On the front side of the grip portion 31 located at the upper part of the steamer main body 1, a temperature setting / off button as a first operating body that can both set the temperature of the base 7 and turn on / off the power as an operating body that can be manually operated. 35 and a steam amount setting button 36 as a second operating body for setting the flow rate of steam ejected from the steam hole 12 are respectively arranged. The buttons 35 and 36 for these operations are mounted on the first substrate 37A arranged in front of the inside of the grip portion 31. The number of operating bodies is not limited to two as in the present embodiment, and may be operating bodies other than the push type. In addition, any function may be assigned to any operating body.

In addition to the temperature setting / off button 35 and the steam amount setting button 36, the first substrate 37A includes a temperature indicator lamp 38 provided on the upper front side of the grip portion 31 and arranging a plurality of LEDs, and turning on / off the power. A buzzer 39 as a notification unit that notifies the base 7 that the set temperature has been reached by sound, a heater 6 that is a load of the steamer main body 1, an electromagnetic pump 24, and a control device 40 that controls the operation of the temperature indicator lamp 38. Etc. are installed. The temperature display lamp 38 displays whether or not the temperature set by the temperature setting / off button 35 and the temperature of the base 7 detected by the temperature detecting means 41 have reached the set temperature, and the operating state of the steamer main body 1 Corresponds to the display unit that displays. Further, the temperature detecting means 41 is attached and fixed to the base 7 inside the steamer main body 1 as a sensor unit for displaying the operating state of the steamer main body 1.
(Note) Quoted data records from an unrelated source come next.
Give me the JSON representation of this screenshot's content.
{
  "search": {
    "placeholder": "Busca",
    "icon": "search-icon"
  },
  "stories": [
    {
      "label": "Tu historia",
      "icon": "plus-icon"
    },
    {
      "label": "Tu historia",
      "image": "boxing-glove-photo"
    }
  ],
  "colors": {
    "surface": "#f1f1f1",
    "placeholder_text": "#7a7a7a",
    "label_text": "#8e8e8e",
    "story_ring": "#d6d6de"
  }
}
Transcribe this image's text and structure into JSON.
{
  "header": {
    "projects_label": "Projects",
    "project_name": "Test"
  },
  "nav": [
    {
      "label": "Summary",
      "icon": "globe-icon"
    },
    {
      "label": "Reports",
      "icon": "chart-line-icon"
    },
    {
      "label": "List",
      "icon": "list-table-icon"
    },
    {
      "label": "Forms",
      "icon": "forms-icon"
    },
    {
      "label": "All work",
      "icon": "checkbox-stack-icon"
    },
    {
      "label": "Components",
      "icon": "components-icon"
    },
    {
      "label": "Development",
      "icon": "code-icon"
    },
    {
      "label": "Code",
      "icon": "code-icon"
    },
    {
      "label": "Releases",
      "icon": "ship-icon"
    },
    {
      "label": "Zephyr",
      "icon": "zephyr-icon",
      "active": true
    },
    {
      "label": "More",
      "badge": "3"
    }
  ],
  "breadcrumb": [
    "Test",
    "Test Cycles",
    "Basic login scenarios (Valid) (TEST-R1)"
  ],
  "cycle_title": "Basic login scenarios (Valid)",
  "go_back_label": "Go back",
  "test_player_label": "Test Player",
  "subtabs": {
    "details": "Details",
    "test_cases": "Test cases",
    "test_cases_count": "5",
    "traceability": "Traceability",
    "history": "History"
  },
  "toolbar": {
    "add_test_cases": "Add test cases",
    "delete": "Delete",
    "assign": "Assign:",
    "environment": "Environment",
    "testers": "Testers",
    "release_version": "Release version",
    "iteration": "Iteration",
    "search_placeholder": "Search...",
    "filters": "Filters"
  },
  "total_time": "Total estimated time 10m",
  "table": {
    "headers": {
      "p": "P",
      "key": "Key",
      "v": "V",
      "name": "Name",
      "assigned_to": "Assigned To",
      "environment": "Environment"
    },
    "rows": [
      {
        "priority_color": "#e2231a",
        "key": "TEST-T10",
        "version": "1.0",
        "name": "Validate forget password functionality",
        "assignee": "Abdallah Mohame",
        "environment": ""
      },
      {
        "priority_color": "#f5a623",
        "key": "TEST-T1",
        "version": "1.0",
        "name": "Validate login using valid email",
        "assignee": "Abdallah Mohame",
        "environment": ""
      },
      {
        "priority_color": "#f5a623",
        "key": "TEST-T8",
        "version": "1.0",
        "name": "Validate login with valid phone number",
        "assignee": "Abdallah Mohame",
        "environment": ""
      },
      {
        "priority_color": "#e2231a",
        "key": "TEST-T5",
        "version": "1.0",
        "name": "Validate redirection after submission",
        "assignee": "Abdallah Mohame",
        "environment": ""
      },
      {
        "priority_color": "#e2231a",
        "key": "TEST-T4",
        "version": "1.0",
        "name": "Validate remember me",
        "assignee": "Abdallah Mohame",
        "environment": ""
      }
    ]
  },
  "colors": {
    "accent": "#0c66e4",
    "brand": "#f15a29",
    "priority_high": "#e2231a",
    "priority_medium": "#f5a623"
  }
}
Inside the grip portion 31, a second substrate 37B for power supply is arranged behind the first substrate 37A for control. These substrates 37A and 37B are electrically connected to each other by wiring 42. In addition to the external commercial power from the plug unit 2, the second substrate 37B receives the power generation device 43 having a power generation function inside the steamer main body 1 and the power generated by the power generation device 43, and each part of the steamer main body 1. A power supply circuit 44 or the like that outputs appropriate operating power is installed in the system. The number of boards 37A and 37B incorporated in the steamer main body 1 and which components are mounted on which boards 37A and 37B are not particularly limited.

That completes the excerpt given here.